Last year, sugarbeet growers and processors in Montana and Wyoming experienced severe crop production setbacks and financial losses. This was the result of a difficult spring planting and weather events that delayed harvest.
Last year’s difficult sugarbeet harvest marked the fifth biggest year-over-year decline on record for the industry and resulted in a nationwide 14% decline. The total 2019 sugarbeet harvest was just at 28.6 million short tons.
As other commodity sectors and livestock markets continue to remain depressed, things are looking up for the U.S. sugarbeet industry in 2020. A new report from Co-Bank this week is letting sugarbeet farmers and processors breathe much easier because it says the industry is expected to see improved production and higher prices this year.
“The long-term outlook for sugarbeet growers and processors is positive, despite the current difficulties in planting this spring,” said CoBank’s Knowledge Exchange manager Tanner Ehmke, who authored the report. “We expect crop production to rebound this fall, assuming a return to normal harvest weather.”
Wholesale refined beet sugar has surged to 44 cents per pound, up from 35 cents per pound last fall and its highest price since 2012. Raw sugar prices, though, have held steady at around 25 to 27 cents per pound for over the past two years.

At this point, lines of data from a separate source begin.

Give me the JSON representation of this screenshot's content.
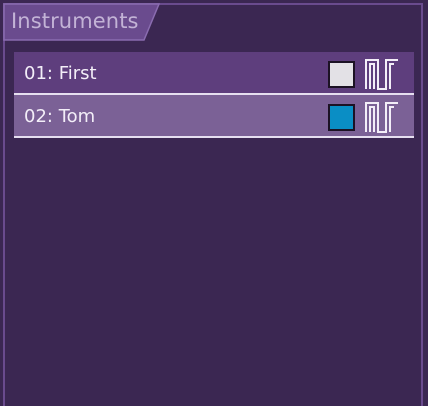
{
  "panel": {
    "tab_label": "Instruments"
  },
  "instruments": [
    {
      "label": "01: First",
      "color": "#e3e1e6",
      "waveform": "square-wave-icon"
    },
    {
      "label": "02: Tom",
      "color": "#0a8ec5",
      "waveform": "square-wave-icon"
    }
  ],
  "colors": {
    "background": "#3b2752",
    "row_1": "#5e3e7d",
    "row_2": "#7b6196",
    "border": "#6a4b8e"
  }
}
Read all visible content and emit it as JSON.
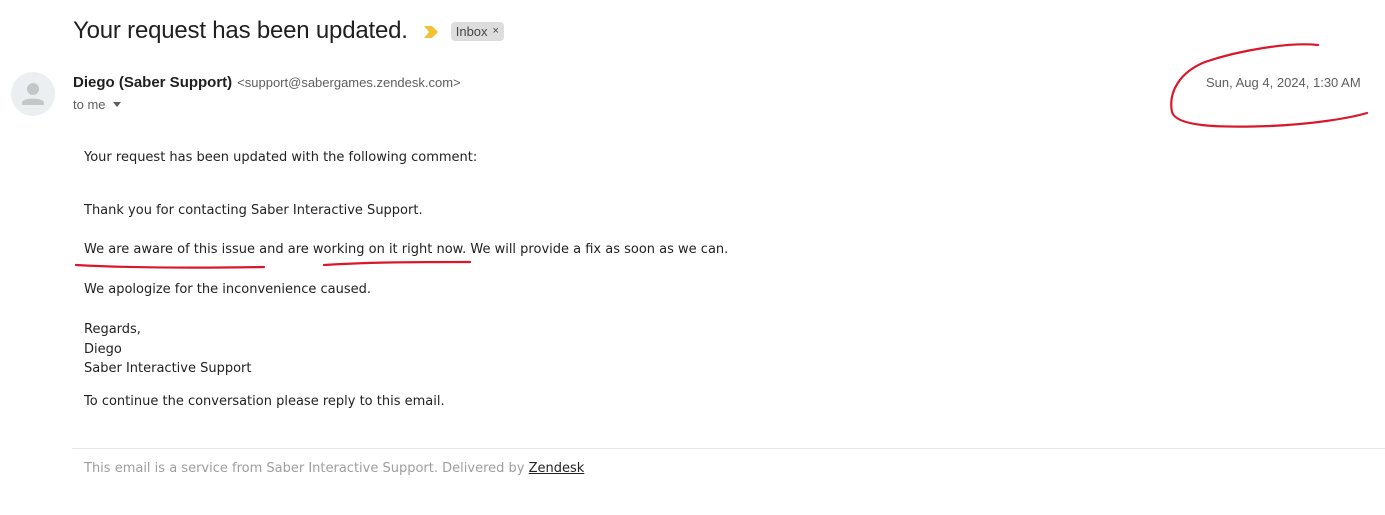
{
  "header": {
    "subject": "Your request has been updated.",
    "label_chip": "Inbox",
    "label_close": "×"
  },
  "sender": {
    "name": "Diego (Saber Support)",
    "email": "<support@sabergames.zendesk.com>",
    "to": "to me",
    "date": "Sun, Aug 4, 2024, 1:30 AM"
  },
  "body": {
    "line1": "Your request has been updated with the following comment:",
    "line2": "Thank you for contacting Saber Interactive Support.",
    "line3": "We are aware of this issue and are working on it right now. We will provide a fix as soon as we can.",
    "line4": "We apologize for the inconvenience caused.",
    "line5": "Regards,",
    "line6": "Diego",
    "line7": "Saber Interactive Support",
    "line8": "To continue the conversation please reply to this email."
  },
  "footer": {
    "text": "This email is a service from Saber Interactive Support. Delivered by ",
    "link": "Zendesk"
  },
  "colors": {
    "importance_marker": "#f2c232",
    "annotation_red": "#d9182b"
  },
  "icons": {
    "importance": "importance-marker-icon",
    "avatar": "person-avatar-icon",
    "caret": "chevron-down-icon"
  }
}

“We also expect refined beet sugar prices to hold strong for the remainder of the marketing year,” said Ehmke. “We owe this to two factors. One, the processing capacity for converting raw sugar into refined sugar in the U.S. remains constrained. Number two, exportable supplies from Mexico are down significantly due to a smaller harvest.”
To meet the demand, the U.S. Department of Agriculture predicts producers will plant an additional 6,500 acres of sugarbeets this spring compared to last year. That brings the total nationwide acres planted to 1.13 million acres.